It's the Fourth of July, which means BBQ season is in full swing. To get your patriotic spirit up and celebrate Independence Day, we have Fourth of July Grilled Chicken Drumsticks with Savory Caramel. Dark, sticky, and glorious, this chicken is perfect for a spectacular firework bonanza! We all love grilled chicken drumsticks, and these are perfect for any occasion with a sweet and savory taste that will make your mouth water at first sight.

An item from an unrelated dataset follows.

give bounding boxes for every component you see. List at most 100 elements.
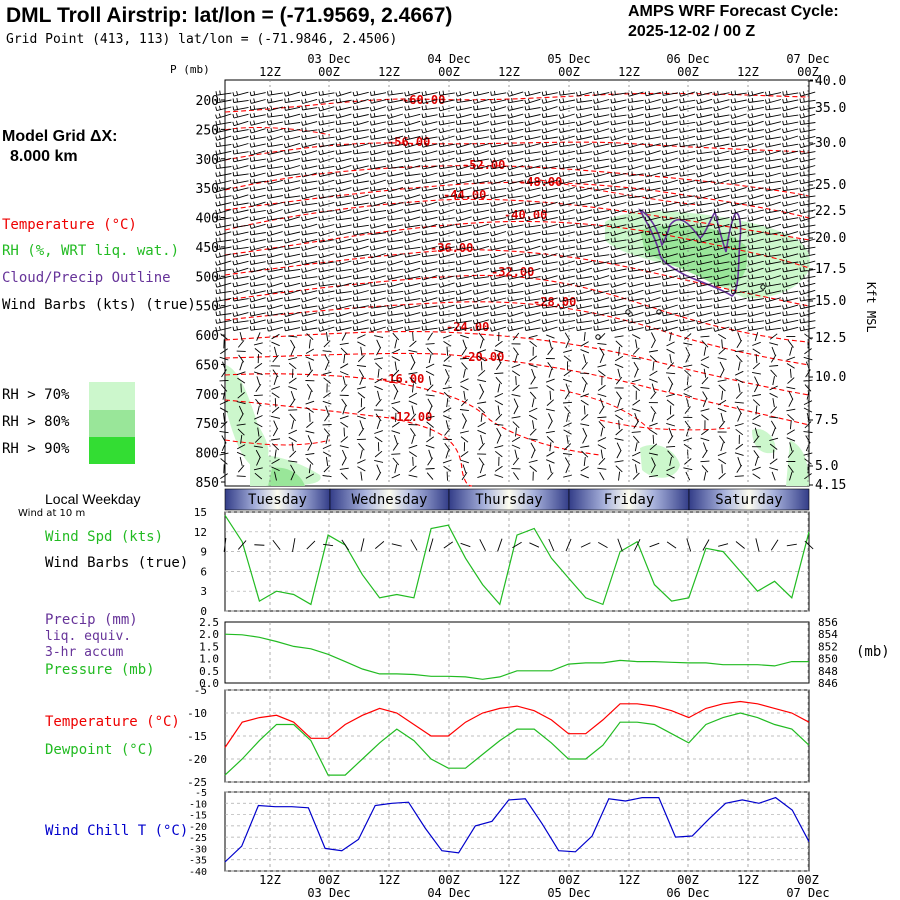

The drumsticks are simply seasoned with salt and placed on the grill to roast using high indirect heat for cooking throughout. While the chicken is cooking, prep the sauce by bringing garlic, lemongrass, sugar, vinegar, red pepper flakes, cumin, black pepper, and water to a boil. Reduce by half to get a seductive caramel to baste the chicken with. After 25 minutes, begin basting the chicken with the caramel sauce to caramelize to a golden coating of goodness. Serve with the remaining sauce for an explosion of flavor that is fit for the holiday. Enjoy, stay safe, and happy Independence Day to you from all of us at Summerset Grills!
Fourth of July Grilled Chicken Drumsticks with Savory Caramel Ingredients
- Vegetable oil (for the grill)
- 4 garlic cloves, finely grated
- 1 lemongrass stalk, top third trimmed, tough outer layers removed, finely grated
- ½ cup sugar
- ¼ cup unseasoned rice vinegar
- 2 tsp. crushed red pepper flakes
- 2 tsp. ground cumin
- 1 tsp. freshly ground black pepper
- 3 Tbsp. fish sauce
- 12 large chicken drumsticks (about 3 lb.)
- Kosher salt
Fourth of July Grilled Chicken Drumsticks with Savory Caramel Directions
- Prepare a grill for high indirect heat (for a gas grill, leave one or two burners off; for a charcoal grill, bank coals on one side); oil grate.
- Bring garlic, lemongrass, sugar, vinegar, red pepper flakes, cumin, black pepper, and ½ cup water to a boil in a small saucepan, stirring occasionally, and cook until reduced to ½ cup, about 8 minutes. Let cool and stir in fish sauce. Transfer half of the sauce to a small bowl and set aside for serving.
- Season chicken with salt.
- Place over indirect heat and cover grill with vent open (if you have one) and positioned over chicken. Grill, turning once or twice, for 25–30 minutes until skin is browned and crispy, and the meat is nearly cooked through.
- Uncover and move the chicken to a hotter part of the grill. Continue to grill, turning often and basting with sauce, until lacquered and lightly charred in places, 6–8 minutes longer.
- Serve with reserved sauce alongside.